Growing number of countries and companies in Europe are increasing their efforts to cut overreliance on a single source, which emerges as China, for the supply of clean energy technologies by drawing lessons from the experience European countries had with Russia in natural gas supply in the last almost two years.
The situation might be even worse than that with Russia in gas if the industry fails to reduce reliance on a single source for critical technologies for society, electricity and national security, Jose Luis Blanco, CEO of Nordex Group, told Anadolu in an exclusive interview.
Cautioning that a failure to cut high dependency will be a very big strategic mistake from the policymakers, he said a resilient supply chain could contribute both to a resilient electricity system and economy.
'EU wants a resilient supply chain and economy. You cannot have a resilient economy if your electricity system is not resilient and you are not going to have a resilient electricity system if you do not have a resilient supply chain that are profitable, that can operate, work and support the economy,' Blanco said.
Supply chains for clean energy technologies and critical mineral are highly geographically concentrated, according to the International Energy Agency's (IEA) flagship report World Energy Outlook 2023, which warns that diversified investment to meet growing demand can help but international partnership will also be necessary.
The world is estimated to rely on %79 on China for supply of solar PV by 2030 while %64 and %68 for wind and batteries. This dependency on China could be %54 for supply of lithium chemical, %26 for electrolysers and %72 for refined cobalt.
'Russia cut gas but you (Europe) have supply from other locations. The price is high, families and economies are suffering but you have the security of supply. Thus, national security and electricity system cannot depend on a single source,' Blanco warned.
- Concrete measures needed to secure supply chain and energy independence
He raised hopes that the European Wind Power Action Plan announced by the European Commission, considered as strategic, could contribute concrete measures to secure supply chain and energy independence.
The EU aims that the plan will help to maintain a healthy and competitive wind energy supply chain, by securing pipeline of projects and attracting the necessary financing and competing on a level playing field globally.
The plan includes immediate actions to accelerate the deployment and permitting processes and improved auction design, which are hurdles that the industry is currently facing, according to Blanco.
'Despite being in the middle of an energy crisis and very high gas prices, permitting is slow in renewables. The governments and municipalities are not fast enough in permitting processes. Europe, including Türkiye, is facing inflation which hurts the industry. But, auctions are not indexed with inflation. Companies face issues that the price may or may not be viable,' he said.
'On the other side, China has no inflation and this accelerates the trend to even do more in China.'
Blanco said, thus, the steps are moving into the right direction for improving supply chain and industry conditions, now this needs to be translated into specific measures and legislation.

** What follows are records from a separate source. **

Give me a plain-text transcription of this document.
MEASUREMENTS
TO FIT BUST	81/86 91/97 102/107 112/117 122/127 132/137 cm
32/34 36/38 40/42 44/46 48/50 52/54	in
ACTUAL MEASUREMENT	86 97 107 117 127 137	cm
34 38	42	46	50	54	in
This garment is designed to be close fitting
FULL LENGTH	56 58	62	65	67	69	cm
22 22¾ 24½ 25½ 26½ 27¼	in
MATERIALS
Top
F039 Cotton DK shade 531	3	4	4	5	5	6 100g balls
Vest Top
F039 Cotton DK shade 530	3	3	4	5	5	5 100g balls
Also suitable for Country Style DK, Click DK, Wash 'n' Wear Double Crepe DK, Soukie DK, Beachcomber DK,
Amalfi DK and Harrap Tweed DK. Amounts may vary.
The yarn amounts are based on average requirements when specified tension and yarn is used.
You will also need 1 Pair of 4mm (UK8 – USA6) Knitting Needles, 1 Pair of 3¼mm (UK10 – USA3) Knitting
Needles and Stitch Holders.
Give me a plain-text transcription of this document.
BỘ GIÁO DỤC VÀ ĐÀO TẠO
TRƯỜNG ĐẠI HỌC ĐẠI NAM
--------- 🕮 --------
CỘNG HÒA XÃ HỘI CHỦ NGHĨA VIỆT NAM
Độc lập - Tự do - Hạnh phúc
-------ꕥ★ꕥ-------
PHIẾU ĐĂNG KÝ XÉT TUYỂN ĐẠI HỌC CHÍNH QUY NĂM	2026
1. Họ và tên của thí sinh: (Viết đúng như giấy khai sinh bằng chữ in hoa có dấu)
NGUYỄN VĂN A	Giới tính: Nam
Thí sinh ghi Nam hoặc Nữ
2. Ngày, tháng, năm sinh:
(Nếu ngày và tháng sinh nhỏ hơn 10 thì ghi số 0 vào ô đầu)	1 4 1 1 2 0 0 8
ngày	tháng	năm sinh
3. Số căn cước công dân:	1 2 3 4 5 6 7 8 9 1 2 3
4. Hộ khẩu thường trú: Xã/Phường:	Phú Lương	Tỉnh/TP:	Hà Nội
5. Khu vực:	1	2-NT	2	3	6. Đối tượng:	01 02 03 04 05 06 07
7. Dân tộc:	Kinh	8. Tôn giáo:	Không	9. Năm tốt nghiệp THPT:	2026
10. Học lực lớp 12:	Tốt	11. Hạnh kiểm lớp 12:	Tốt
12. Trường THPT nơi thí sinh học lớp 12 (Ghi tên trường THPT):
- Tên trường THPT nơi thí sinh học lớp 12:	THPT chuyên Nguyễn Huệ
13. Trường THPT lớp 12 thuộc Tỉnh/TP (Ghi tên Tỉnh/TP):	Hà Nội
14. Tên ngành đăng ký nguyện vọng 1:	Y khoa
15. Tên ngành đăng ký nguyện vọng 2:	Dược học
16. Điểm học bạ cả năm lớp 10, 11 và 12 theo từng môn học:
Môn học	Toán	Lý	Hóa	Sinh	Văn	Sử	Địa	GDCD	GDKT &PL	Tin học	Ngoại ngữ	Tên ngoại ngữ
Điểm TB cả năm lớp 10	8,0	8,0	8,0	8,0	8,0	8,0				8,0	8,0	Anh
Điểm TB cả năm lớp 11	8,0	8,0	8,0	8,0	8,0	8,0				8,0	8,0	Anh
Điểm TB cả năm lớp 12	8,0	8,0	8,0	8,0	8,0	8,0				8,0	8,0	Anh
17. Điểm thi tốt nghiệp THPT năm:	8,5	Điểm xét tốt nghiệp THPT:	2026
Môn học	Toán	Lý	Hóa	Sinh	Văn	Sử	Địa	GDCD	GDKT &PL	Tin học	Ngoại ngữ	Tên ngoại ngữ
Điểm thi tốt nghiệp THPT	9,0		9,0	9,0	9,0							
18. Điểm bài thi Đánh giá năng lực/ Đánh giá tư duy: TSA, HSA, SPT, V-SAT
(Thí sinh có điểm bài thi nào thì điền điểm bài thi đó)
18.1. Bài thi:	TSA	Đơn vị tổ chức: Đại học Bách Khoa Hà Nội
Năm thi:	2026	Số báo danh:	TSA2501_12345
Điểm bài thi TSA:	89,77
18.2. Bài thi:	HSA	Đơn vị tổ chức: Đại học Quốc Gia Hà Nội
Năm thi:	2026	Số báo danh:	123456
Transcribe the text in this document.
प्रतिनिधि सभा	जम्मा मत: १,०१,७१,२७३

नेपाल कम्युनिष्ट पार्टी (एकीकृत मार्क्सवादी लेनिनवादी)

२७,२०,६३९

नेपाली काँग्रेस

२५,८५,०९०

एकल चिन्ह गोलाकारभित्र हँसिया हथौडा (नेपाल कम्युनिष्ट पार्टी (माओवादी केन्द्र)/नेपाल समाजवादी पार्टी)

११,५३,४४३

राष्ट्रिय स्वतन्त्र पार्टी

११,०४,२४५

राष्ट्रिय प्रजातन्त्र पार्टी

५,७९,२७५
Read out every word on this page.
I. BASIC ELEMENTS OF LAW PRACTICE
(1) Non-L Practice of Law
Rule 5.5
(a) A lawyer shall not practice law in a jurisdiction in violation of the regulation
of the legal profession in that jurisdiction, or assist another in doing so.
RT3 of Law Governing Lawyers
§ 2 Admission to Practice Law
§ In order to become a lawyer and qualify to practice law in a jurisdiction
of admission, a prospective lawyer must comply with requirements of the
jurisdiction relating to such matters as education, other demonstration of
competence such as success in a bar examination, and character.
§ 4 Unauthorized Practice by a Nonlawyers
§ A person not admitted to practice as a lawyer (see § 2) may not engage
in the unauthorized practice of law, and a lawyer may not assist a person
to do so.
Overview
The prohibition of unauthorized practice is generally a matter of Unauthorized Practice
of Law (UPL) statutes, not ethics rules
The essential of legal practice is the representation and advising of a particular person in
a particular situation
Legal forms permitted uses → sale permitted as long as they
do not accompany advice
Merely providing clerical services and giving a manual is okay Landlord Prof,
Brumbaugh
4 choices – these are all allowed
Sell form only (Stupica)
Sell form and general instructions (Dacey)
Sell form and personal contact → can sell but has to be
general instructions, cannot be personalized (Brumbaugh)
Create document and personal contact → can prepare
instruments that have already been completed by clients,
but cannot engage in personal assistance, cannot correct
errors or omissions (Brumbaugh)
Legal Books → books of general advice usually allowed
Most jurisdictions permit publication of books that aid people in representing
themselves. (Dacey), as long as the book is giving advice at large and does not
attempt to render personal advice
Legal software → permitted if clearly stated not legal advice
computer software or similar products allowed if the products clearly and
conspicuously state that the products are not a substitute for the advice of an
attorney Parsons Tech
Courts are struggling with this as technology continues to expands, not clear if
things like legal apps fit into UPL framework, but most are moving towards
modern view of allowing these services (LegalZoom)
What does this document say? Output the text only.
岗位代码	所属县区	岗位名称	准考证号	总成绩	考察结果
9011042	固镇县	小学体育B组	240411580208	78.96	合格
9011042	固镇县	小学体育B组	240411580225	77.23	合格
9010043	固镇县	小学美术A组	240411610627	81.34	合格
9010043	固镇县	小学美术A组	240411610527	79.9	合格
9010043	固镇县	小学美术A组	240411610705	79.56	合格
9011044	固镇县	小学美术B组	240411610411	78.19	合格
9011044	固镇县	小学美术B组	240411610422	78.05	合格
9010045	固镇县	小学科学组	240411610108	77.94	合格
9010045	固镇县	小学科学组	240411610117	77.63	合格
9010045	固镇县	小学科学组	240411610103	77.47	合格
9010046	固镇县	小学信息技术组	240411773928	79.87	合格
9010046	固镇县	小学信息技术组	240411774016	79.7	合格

- 'Türkiye emerges as one of biggest supply chain hubs'
Türkiye is an essential supply chain hub for the wind industry in Europe, according to Jose Luis Blanco.
'Türkiye's supply chain competitiveness and ecosystem is a reality. I think Europe needs to even increase more interdependency with Türkiye. The more we move towards as close as possible to a common market, the better for us, both as industry and as a company,' he said.
In that regard, Nordex procures €600 million of wind energy equipment from Türkiye every year and vast majority of that is for western, central and north Europe, Blanco noted.
'Türkiye is the biggest source and supplier for our steel towers worldwide and we plan to increase the procurement and manufacturing of Turkish goods. This increase could be a double digit growth,' he said.
The German giant's total wind equipment and product procurement from Türkiye could reach €1 billion for 2024.
Ender Ozatay, vice president at Nordex Group Türkiye and Middle East, said that the growth of procurement is over 50% for 2024.
'We are market leader in Türkiye by installing about 3.2 gigawatts. We have six lines for blades manufacturing and are now adding two more lines. The new lines will help us meet our growing needs in 2024 and 2025,' he added.
Employing over 25,000 people, Turkish wind equipment industry is fifth biggest in Europe. The industry exports about %80 of its production.